Clarity on the Application of Spain’s Beckham Law

Published on 1 February 2024

Unlike its European neighbours such as Italy and Portugal, Spain has extended the tax incentives for workers and entrepreneurs who move their tax domicile to Spain under the so-called Beckham Law.

The Spanish Income Tax Regulation, published in December 2023, has introduced relevant changes to the inpatriate tax regime, that we would like to comment on in this article.

Before going into detail, a brief overview: Currently the Beckham Law applies not only to employees, but also to company directors with controlling rights over the company, entrepreneurs, highly qualified professionals, digital nomads and remote workers as well as workers, who carry out training, research and development activities. Furthermore, children under 25 and the spouse or partner of the taxpayer may also benefit from these tax incentives. Under this regime, income from work or economic activities of up to EUR 600,000 is taxed at a fixed rate of 24 %.

One of the changes that has come at the hand of the Income Tax Regulation aims at the promotion of entrepreneurship in Spain: the regulation defines the term “entrepreneurial activity” (actividad emprendedora) as any activity of an innovative nature or of special economic interest for Spain. To qualify for the inpatriate tax regime in this modality, a favourable assessment by the National Innovation Company (Empresa Nacional de Innovación, ENISA) is required, as well as the residence permit for the exercise of the entrepreneurial activity.

Another option is to be recognised as highly qualified professional. This classification is granted to professionals with relevant degrees or who work in key sectors such as research, development and innovation. Obviously, the academic qualification and residence permit (this applies especially to professionals from third countries) must have been obtained prior to moving to Spain. In addition, candidates require a certificate issued by the company or institution they are going to provide their services to, which prove that the legal requirements are met.

Finally, we would like to highlight that inpatriates in Spain may apply this tax regime retroactively, if they have acquired their tax residence in Spain in 2023 due to moving to Spain in 2022 or 2023 before the ministerial order passing the new application form entered into force.
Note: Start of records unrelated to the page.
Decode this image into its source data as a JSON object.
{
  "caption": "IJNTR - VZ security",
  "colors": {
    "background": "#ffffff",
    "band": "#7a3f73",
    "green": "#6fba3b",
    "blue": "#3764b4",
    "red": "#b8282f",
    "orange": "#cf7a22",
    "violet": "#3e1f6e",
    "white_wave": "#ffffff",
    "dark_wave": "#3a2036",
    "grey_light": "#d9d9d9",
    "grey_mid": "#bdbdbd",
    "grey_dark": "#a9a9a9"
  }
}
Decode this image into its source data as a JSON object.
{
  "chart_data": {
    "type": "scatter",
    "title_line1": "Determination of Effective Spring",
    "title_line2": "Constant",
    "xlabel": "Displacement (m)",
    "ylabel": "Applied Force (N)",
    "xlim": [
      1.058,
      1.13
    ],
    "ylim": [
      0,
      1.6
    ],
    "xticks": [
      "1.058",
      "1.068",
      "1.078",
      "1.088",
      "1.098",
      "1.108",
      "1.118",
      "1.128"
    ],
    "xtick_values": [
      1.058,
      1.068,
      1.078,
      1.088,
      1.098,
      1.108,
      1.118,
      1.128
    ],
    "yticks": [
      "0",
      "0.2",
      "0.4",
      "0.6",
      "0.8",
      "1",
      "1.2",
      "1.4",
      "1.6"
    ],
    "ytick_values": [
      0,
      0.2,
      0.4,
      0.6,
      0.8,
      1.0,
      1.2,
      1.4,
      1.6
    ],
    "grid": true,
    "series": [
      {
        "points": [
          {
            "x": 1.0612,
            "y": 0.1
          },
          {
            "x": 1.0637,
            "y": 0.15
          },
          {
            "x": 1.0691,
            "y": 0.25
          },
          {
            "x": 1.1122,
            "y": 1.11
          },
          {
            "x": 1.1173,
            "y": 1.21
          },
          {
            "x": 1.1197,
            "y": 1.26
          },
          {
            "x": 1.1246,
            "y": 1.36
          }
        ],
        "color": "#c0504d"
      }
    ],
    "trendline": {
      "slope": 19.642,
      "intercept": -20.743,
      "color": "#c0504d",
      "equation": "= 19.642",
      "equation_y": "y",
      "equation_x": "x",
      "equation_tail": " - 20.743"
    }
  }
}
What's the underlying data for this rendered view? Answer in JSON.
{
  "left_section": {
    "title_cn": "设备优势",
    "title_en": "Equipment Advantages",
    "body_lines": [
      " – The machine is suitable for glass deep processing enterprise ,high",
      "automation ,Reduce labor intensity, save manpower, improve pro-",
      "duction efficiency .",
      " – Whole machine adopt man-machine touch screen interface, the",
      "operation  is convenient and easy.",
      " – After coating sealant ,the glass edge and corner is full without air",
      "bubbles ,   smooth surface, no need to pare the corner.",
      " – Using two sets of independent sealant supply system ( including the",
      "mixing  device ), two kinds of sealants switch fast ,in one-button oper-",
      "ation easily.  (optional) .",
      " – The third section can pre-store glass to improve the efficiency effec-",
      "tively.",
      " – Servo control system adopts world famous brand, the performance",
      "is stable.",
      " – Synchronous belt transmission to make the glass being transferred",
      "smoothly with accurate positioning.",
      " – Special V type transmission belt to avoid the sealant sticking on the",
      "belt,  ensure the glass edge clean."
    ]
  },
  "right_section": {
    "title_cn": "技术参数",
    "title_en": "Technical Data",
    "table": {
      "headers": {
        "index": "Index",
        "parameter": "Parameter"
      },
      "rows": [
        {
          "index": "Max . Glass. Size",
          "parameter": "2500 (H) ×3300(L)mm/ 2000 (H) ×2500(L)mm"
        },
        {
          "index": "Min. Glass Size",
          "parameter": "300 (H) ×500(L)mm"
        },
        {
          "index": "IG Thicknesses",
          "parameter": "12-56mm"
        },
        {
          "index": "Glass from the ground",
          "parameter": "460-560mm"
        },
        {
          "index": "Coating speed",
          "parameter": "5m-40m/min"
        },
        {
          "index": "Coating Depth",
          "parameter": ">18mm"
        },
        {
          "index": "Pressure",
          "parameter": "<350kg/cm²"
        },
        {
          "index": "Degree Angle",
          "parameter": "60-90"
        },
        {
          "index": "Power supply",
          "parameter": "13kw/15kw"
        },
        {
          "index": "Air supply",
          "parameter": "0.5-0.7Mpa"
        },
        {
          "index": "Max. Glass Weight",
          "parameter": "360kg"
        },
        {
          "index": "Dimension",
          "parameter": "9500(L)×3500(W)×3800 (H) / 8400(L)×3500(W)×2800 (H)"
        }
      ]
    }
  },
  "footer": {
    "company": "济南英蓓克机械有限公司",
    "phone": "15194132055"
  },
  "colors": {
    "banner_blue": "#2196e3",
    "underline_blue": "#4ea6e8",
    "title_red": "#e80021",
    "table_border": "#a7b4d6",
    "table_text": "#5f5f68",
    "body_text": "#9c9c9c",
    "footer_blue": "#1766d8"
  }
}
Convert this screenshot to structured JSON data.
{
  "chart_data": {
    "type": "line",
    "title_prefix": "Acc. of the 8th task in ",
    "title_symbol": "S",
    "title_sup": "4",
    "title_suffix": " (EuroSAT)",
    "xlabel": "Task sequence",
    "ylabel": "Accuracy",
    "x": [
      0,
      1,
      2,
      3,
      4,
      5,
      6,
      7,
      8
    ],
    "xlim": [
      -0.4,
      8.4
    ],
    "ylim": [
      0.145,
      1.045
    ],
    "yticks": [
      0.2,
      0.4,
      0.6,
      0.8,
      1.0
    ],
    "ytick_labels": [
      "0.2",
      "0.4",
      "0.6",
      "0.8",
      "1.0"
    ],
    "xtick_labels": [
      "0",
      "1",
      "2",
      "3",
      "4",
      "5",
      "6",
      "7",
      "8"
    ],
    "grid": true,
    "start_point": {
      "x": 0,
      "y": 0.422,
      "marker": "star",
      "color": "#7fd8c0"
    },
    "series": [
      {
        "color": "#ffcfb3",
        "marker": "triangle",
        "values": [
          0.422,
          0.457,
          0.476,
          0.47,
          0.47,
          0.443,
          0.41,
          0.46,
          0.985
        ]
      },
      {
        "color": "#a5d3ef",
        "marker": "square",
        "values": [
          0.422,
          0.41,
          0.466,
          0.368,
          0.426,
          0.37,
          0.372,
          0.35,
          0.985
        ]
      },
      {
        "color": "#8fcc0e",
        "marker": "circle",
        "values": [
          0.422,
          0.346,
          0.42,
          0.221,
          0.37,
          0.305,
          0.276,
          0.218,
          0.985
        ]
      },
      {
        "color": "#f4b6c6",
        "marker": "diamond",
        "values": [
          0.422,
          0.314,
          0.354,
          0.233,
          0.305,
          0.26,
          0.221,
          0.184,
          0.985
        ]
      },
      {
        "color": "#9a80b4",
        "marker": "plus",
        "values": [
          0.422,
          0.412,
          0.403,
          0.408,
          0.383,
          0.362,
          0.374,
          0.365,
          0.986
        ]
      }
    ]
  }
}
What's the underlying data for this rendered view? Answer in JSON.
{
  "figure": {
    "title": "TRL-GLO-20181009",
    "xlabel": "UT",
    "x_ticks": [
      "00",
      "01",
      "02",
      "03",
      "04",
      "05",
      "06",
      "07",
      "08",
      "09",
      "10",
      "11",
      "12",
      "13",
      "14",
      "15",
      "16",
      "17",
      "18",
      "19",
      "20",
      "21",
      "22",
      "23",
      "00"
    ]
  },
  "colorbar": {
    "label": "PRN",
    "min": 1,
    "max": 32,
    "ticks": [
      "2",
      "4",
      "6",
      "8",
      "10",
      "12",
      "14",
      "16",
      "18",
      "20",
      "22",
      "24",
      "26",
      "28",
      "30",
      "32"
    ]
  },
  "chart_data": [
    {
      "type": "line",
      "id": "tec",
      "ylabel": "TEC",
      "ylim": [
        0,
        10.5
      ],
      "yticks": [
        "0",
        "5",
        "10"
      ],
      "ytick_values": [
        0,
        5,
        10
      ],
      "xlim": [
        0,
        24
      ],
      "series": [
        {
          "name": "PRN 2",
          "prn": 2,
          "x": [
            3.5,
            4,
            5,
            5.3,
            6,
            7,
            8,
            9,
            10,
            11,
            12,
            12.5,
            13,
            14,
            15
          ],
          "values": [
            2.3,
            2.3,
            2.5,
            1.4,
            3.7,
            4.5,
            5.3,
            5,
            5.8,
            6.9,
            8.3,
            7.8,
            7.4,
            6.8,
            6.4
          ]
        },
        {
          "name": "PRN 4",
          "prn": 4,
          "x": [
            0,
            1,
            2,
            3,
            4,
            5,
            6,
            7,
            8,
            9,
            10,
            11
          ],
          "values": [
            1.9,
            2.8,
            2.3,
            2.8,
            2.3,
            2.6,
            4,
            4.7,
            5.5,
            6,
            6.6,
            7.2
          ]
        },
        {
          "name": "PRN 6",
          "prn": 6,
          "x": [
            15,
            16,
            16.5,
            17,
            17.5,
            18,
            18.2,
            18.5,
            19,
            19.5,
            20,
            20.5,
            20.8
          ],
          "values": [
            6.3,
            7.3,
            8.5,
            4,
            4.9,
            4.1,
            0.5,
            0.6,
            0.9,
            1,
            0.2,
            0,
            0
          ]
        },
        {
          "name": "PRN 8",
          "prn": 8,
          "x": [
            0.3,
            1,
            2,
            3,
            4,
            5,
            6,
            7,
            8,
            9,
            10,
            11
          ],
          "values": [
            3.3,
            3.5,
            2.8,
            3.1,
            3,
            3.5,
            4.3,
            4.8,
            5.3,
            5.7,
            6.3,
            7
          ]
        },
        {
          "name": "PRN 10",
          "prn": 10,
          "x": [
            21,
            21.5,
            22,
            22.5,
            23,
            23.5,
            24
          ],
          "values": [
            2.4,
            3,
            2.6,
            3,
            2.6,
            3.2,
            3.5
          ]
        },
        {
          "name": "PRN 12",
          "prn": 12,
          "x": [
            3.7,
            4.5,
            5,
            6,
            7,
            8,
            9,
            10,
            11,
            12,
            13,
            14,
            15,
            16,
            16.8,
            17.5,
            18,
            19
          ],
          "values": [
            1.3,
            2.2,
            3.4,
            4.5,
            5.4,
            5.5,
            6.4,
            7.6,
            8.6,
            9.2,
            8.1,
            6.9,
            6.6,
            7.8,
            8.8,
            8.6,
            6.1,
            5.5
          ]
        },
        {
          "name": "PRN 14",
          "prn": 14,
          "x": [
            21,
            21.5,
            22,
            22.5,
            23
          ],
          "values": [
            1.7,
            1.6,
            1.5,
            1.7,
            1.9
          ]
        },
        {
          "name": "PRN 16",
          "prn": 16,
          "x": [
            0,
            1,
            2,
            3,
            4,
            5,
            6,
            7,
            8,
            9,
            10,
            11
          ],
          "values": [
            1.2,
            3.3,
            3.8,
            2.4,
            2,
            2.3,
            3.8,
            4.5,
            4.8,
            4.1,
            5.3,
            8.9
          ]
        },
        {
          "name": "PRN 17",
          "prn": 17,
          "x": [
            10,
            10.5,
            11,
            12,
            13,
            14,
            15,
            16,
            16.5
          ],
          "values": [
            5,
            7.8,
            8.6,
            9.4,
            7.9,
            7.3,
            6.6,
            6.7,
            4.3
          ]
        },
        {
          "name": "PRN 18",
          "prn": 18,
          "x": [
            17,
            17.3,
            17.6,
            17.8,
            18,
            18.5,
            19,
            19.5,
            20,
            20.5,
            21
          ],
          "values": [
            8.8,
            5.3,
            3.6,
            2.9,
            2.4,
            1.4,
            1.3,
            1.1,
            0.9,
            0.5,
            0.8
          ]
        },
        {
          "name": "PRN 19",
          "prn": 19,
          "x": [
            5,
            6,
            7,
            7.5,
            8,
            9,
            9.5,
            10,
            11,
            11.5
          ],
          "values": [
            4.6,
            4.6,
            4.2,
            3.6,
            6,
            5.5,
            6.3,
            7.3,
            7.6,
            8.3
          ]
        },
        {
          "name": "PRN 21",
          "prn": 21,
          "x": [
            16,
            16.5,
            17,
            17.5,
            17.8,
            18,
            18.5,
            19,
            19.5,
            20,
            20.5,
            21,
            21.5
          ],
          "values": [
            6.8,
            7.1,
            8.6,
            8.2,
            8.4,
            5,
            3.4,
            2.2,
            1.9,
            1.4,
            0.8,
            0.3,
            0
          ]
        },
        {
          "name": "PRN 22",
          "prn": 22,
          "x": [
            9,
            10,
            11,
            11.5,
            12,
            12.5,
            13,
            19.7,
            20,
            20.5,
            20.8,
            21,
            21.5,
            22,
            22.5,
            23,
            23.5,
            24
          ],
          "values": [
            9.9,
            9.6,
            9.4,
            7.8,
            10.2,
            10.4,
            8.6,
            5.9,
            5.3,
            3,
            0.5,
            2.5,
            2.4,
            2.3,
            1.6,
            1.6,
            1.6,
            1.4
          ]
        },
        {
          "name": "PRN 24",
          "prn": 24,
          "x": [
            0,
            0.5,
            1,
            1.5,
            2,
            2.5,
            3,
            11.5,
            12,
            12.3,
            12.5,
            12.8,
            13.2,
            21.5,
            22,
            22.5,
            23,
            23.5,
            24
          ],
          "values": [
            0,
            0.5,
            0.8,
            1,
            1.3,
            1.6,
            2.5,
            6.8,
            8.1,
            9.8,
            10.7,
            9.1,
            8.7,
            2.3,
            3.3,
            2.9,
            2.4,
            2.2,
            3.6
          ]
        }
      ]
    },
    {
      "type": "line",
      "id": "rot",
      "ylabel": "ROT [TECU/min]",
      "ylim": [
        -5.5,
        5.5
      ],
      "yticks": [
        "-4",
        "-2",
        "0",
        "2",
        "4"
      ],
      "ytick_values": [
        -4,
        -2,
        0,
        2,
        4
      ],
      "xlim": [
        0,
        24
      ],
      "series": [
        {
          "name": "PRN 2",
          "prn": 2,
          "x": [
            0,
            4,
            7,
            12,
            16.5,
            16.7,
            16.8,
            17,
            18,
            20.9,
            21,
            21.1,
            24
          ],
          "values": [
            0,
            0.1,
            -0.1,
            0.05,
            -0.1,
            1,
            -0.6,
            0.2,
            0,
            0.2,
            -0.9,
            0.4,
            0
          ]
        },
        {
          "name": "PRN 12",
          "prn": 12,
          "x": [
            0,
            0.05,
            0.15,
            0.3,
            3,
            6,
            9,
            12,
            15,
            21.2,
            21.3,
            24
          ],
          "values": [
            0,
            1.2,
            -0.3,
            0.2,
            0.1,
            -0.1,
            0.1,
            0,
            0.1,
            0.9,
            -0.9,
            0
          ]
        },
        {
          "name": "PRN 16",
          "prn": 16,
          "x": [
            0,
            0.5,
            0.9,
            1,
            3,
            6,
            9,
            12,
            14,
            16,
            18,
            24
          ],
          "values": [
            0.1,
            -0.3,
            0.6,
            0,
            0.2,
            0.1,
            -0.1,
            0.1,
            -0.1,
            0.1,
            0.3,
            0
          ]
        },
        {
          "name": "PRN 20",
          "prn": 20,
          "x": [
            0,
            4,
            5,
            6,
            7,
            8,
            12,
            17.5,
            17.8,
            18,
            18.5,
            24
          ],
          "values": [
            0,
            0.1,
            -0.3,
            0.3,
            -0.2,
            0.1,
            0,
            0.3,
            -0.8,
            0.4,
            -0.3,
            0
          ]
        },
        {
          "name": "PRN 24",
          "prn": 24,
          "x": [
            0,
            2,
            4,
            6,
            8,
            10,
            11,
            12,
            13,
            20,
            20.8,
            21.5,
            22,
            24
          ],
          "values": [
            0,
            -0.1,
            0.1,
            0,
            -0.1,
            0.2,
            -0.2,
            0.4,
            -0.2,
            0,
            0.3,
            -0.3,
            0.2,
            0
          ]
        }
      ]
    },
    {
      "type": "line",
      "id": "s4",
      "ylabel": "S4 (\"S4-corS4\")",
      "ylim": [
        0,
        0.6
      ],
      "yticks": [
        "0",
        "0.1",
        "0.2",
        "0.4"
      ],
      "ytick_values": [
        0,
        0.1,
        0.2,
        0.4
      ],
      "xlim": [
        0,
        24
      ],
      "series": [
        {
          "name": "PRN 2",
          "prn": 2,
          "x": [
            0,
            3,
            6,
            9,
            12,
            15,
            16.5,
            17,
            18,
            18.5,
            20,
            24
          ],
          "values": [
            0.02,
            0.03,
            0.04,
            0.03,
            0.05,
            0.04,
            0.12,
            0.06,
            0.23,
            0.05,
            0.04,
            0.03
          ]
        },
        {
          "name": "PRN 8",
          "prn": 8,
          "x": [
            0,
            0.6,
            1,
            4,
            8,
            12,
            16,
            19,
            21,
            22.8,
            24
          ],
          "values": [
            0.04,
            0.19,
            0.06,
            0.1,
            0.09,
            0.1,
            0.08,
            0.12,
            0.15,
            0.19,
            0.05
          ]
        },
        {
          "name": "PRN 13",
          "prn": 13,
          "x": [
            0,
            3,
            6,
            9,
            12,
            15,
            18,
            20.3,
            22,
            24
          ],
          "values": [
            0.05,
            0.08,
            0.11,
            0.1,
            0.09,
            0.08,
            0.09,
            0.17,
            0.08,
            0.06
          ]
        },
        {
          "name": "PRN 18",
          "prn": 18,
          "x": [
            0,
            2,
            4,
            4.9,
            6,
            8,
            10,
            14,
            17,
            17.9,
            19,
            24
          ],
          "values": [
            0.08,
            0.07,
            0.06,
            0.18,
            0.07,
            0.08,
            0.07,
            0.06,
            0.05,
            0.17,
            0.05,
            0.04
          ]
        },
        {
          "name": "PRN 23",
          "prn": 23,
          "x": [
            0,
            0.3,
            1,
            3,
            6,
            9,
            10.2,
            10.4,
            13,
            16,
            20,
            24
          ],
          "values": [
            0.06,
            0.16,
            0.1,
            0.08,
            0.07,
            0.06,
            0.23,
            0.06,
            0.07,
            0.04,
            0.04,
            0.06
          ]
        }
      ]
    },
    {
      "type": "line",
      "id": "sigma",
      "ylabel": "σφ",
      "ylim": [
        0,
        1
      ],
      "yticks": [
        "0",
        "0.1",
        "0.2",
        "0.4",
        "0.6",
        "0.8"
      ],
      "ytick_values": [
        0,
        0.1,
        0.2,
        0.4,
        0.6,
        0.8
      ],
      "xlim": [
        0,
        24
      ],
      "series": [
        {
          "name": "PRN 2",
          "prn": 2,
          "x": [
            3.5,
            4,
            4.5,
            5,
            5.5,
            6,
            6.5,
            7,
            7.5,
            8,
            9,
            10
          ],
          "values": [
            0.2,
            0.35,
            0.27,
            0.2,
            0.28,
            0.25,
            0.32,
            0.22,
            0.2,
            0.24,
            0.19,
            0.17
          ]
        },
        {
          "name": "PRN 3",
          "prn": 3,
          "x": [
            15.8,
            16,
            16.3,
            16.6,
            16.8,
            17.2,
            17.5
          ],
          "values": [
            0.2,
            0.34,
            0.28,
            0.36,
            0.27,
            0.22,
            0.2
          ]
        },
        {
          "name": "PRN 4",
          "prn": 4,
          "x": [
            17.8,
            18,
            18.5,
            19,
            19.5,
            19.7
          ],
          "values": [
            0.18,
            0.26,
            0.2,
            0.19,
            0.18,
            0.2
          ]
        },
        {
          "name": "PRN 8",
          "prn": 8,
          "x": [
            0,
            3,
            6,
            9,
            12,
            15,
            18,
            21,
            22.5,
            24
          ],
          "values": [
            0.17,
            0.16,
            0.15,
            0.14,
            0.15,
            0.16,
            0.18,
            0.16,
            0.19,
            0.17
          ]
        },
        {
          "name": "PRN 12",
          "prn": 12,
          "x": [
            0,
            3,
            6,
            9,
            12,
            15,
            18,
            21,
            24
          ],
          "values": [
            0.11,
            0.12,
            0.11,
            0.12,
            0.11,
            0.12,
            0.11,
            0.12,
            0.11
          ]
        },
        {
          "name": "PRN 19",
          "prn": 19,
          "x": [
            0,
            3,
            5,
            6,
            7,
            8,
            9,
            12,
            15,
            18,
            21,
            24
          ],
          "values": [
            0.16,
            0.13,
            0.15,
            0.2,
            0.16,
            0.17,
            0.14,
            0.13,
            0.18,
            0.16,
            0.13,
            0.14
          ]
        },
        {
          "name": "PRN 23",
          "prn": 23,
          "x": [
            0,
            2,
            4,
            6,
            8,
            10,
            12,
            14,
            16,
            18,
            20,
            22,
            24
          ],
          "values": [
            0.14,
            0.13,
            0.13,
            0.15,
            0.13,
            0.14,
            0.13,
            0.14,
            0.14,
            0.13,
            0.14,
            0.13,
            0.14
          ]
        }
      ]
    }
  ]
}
The application deadline for this tax regime is six months, starting on 16 December 2023. In any case, we recommend seeking professional tax advice regarding the application of this transitional provision, in order to determine the conditions for its correct application.

In short, the Beckham Law is an opportunity for Spanish companies to attract talent to our country, and this against the backdrop of the currently particularly complex situation for recruiting highly qualified professionals in Europe.